Rifka Angel (1899–1988) was a Russian-American artist, one of the first encaustic painters in the United States. Angel is known for her use of color and naïve style.

== Life ==
Born to Jewish parents in Kalvarija, Russian Empire (now Lithuania), Rifka Angel (née Angelovitch) came to the United States in 1914 to join her father, a recent immigrant. Angel's first husband, an art student, introduced her to John Sloan, Ernest Fiene, Emil Ganso, and Alfred Maurer. Ganso suggested that she try to paint watercolors. Angel showed some of her works to Sloan and the latter helped to exhibit her watercolors.

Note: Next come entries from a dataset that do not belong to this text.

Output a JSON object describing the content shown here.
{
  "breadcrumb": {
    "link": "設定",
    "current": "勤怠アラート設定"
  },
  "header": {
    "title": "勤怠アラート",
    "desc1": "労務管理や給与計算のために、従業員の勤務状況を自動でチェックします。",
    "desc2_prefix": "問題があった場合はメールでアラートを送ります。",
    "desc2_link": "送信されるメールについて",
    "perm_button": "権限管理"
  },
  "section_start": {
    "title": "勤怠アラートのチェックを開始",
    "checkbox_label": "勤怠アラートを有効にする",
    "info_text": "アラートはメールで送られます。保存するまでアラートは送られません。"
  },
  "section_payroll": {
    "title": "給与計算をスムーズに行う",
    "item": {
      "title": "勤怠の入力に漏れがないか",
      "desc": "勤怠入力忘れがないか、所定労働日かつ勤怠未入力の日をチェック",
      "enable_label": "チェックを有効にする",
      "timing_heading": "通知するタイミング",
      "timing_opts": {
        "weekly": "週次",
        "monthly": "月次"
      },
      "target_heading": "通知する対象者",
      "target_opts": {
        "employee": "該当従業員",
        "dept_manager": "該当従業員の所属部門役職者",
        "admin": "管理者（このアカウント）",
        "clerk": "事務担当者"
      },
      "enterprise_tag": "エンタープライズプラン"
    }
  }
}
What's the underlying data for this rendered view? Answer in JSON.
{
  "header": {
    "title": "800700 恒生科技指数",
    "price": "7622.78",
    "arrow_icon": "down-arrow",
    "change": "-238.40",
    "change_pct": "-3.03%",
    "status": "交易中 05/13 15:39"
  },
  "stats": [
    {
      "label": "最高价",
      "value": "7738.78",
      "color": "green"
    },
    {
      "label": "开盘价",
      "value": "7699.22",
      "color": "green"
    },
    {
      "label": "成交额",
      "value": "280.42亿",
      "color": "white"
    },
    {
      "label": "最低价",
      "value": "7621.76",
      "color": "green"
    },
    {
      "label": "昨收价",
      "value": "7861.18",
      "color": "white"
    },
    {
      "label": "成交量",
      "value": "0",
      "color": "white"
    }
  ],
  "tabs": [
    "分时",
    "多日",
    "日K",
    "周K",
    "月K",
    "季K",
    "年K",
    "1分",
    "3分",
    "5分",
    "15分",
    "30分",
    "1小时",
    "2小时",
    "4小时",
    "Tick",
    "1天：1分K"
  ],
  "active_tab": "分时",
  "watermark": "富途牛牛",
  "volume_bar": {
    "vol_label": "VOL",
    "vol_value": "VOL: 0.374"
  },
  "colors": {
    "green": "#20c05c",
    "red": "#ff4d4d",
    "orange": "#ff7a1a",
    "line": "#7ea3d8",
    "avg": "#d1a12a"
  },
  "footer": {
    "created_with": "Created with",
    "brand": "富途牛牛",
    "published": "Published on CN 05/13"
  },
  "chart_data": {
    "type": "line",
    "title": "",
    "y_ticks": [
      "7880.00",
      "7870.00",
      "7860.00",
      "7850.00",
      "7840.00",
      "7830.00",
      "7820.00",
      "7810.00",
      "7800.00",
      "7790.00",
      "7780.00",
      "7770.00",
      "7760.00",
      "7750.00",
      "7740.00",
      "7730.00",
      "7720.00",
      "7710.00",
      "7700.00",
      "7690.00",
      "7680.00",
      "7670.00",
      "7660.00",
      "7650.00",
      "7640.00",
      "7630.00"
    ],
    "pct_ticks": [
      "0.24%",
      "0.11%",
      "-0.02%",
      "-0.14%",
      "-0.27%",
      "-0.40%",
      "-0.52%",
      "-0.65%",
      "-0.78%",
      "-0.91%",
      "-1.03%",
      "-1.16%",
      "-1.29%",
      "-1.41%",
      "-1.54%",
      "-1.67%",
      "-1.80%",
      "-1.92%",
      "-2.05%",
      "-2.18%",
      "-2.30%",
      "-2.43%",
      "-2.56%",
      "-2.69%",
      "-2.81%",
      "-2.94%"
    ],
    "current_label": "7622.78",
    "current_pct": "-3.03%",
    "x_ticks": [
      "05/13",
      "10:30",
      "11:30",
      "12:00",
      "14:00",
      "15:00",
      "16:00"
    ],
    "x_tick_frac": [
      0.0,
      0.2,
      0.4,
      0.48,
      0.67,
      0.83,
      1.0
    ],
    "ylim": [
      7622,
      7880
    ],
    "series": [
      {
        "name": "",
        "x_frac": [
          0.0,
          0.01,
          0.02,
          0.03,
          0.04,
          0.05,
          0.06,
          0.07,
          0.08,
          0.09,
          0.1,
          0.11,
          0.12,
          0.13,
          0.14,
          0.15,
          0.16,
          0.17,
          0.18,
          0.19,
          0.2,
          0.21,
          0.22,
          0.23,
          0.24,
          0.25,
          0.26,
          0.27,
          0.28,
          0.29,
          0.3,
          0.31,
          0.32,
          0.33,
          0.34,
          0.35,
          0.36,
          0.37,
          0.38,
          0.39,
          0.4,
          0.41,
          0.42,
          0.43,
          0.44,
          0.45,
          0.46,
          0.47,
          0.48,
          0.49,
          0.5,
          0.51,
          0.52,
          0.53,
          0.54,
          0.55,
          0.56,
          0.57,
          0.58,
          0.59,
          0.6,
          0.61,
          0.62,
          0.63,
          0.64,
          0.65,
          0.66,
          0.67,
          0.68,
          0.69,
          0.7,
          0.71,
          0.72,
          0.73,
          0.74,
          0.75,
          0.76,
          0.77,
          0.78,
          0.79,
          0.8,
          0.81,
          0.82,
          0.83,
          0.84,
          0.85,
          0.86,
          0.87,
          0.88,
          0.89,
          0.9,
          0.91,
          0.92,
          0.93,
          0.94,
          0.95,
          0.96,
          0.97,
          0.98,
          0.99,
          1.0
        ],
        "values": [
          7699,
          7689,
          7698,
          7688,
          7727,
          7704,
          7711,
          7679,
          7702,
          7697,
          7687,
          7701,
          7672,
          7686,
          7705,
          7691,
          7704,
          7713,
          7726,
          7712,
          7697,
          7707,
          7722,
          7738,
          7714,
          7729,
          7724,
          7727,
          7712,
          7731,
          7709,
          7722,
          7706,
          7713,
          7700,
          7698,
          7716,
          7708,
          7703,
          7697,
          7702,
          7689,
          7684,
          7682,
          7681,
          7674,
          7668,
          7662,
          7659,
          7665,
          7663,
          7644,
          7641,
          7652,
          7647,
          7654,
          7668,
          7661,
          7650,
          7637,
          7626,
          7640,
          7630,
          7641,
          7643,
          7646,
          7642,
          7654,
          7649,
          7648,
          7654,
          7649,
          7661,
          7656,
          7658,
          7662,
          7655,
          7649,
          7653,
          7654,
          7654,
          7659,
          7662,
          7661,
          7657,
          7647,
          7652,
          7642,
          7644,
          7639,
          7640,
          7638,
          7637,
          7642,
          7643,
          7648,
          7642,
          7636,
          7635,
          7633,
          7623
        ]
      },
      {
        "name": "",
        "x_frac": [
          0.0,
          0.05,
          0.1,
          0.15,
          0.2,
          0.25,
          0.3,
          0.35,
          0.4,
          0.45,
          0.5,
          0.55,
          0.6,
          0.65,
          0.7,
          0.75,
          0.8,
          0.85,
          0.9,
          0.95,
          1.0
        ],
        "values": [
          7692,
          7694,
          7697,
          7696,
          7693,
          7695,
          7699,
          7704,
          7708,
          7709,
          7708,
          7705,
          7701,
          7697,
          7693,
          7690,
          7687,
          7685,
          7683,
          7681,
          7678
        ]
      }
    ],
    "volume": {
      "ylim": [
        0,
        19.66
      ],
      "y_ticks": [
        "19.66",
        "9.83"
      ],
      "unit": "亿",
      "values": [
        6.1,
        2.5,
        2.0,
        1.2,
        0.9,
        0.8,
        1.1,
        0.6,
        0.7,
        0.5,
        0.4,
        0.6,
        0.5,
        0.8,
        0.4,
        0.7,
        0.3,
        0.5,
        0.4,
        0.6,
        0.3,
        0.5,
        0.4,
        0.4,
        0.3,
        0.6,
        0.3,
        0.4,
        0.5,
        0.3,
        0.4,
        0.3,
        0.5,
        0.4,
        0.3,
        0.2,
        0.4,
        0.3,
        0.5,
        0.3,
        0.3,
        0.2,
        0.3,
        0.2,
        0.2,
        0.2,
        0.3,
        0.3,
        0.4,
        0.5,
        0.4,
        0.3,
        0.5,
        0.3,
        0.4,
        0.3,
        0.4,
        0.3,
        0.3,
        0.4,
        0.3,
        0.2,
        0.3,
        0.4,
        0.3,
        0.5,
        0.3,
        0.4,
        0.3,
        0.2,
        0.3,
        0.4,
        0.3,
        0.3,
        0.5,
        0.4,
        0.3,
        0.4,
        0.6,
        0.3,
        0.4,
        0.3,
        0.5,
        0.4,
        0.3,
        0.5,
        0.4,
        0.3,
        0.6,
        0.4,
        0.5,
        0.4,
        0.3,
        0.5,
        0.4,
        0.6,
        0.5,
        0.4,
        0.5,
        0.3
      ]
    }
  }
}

Rifka Angel studied briefly at the Art Students League of New York with Boardman Robinson and later in Vkhutemas (Moscow, USSR) with David Shterenberg. After her return to the United States, Angel married her second husband and moved to Chicago in 1929, where their daughter, Blossom Margaret, was born in 1930. The artist began to exhibit regularly: one-person shows in 1930 and 1931 at the Knoedler Gallery, Chicago and participation in numerous group shows in other locations. In 1934, her painting was selected to represent Chicago in the MoMA's "Painting and Sculpture from 16 American Cities" exhibition.

In the mid-late 1930s, Angel lived in New York; 1936–1939 she participated in the Federal Art Project. 1940–1946 the artist spent in Hawaii and the Midwest. Since 1946 and until her last days Angel lived and worked in New York.